Figure 3 — Relay-contactor circuit of the mixing device
The same scheme implemented on LOGO! (Figure 4). It's definitely easier, but only a small part of the controller's capabilities are used. In addition to the controller itself, the chain of elements contains only sensors, controls and drives. This means that the chain is much more reliable than its classic counterpart.
The marking of the LOGO! 230RC indicates: supply voltage — 115-240 V DC or AC, relay outputs (load current — 3 A for inductive load).
Figure 4 — Diagram of the LOGO! mixer.
To program the PLC LOGO! it is necessary to create a circuit program. Creating a circuit program with LOGO! Soft Comfort, the LOGO! programming tool used to create, test, change, save and print circuit programs easily and quickly.

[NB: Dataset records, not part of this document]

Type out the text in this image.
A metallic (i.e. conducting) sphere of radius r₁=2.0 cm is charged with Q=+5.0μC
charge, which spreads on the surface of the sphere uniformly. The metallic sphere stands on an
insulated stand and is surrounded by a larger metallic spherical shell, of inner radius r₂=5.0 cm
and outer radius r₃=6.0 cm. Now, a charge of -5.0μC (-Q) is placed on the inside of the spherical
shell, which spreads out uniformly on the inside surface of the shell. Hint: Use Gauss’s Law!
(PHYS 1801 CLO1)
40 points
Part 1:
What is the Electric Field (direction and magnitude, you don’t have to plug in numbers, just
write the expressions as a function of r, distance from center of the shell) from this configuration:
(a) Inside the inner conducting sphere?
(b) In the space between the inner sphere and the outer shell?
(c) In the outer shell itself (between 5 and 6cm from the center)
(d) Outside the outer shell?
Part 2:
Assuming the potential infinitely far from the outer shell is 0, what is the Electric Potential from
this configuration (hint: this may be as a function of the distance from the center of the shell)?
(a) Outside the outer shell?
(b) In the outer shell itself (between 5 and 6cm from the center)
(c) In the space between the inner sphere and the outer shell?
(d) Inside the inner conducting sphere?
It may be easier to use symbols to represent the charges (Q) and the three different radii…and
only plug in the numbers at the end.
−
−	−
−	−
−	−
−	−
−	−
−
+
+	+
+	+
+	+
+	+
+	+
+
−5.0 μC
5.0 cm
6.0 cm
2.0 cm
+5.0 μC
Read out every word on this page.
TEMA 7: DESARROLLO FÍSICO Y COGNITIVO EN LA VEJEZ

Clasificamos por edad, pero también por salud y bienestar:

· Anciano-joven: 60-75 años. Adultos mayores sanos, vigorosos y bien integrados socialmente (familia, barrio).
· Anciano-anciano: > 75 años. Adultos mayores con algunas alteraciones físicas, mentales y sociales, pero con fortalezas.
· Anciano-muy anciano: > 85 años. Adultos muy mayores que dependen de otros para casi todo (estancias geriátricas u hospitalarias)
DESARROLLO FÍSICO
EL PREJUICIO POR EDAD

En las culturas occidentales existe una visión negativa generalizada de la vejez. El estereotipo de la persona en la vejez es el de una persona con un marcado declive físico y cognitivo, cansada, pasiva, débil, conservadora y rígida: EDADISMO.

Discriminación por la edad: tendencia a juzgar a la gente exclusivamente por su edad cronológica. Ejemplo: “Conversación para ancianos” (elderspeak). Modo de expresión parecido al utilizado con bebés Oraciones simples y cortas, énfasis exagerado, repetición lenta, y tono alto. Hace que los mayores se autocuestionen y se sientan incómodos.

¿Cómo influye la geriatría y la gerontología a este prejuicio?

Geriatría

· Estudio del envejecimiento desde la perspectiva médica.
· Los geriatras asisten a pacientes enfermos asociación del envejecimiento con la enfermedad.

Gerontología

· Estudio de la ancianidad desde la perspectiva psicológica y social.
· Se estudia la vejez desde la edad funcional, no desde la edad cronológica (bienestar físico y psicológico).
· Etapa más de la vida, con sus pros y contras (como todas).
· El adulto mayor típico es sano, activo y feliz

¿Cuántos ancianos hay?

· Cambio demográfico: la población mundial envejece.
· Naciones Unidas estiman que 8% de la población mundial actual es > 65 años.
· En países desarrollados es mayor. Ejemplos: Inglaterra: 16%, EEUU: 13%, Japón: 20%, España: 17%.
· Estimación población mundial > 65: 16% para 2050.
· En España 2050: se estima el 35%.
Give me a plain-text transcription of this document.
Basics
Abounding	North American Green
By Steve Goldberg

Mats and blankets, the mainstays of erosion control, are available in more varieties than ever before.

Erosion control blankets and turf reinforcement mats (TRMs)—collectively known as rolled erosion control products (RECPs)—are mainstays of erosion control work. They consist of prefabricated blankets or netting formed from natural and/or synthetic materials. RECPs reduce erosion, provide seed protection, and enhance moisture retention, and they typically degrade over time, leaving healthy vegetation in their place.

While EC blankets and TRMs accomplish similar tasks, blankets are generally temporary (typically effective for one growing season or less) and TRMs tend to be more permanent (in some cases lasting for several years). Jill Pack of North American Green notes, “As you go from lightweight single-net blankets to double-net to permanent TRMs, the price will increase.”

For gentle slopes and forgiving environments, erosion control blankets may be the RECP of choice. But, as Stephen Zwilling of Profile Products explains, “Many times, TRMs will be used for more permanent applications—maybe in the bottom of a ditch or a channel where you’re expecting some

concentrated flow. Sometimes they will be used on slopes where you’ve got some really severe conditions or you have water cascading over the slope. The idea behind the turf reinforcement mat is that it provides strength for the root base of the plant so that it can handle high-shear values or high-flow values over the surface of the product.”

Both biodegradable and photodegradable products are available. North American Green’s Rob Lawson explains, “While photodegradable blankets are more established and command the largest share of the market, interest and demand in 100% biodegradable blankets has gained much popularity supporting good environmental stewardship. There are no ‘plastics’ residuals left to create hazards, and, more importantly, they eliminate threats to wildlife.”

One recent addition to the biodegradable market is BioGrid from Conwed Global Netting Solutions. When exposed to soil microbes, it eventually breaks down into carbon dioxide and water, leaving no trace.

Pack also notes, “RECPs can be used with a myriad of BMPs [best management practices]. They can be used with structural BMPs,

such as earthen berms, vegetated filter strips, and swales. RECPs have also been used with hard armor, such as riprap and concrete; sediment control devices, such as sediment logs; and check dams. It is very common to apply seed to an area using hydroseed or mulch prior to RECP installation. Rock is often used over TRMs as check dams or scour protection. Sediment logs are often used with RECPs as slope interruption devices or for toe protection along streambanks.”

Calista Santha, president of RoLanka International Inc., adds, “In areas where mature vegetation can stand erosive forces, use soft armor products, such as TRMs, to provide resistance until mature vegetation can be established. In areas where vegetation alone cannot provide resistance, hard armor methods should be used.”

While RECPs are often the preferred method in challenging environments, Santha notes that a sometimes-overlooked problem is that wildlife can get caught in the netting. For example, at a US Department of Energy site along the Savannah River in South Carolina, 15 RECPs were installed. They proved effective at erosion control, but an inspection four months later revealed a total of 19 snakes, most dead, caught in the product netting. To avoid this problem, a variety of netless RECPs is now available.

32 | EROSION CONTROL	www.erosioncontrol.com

LOGO! there are inputs and outputs. Inputs are identified by the letter I and a number. Outputs are identified by the letter Q and a number.
Digital inputs and outputs can be set to «0» or «1». «0» means no voltage at the input; «1» means that it is.
The block in LOGO! It is a function that converts input information to output information.
Figure 5 shows a variation of the circuit diagram of the mixer controller created in the LOGO! Soft Comfort. When we create a circuit program, we connect the connecting elements to the blocks. The simplest blocks are logical operations… Also, the circuit uses flip-flops and a turn-off delay block.
The switching program reflects the algorithm (logic) of the control circuit. The graphically implemented diagram of standard blocks and connectors is further transformed into the logical structure of the controller.
Figure 5 — Connection diagram of the LOGO! mixer.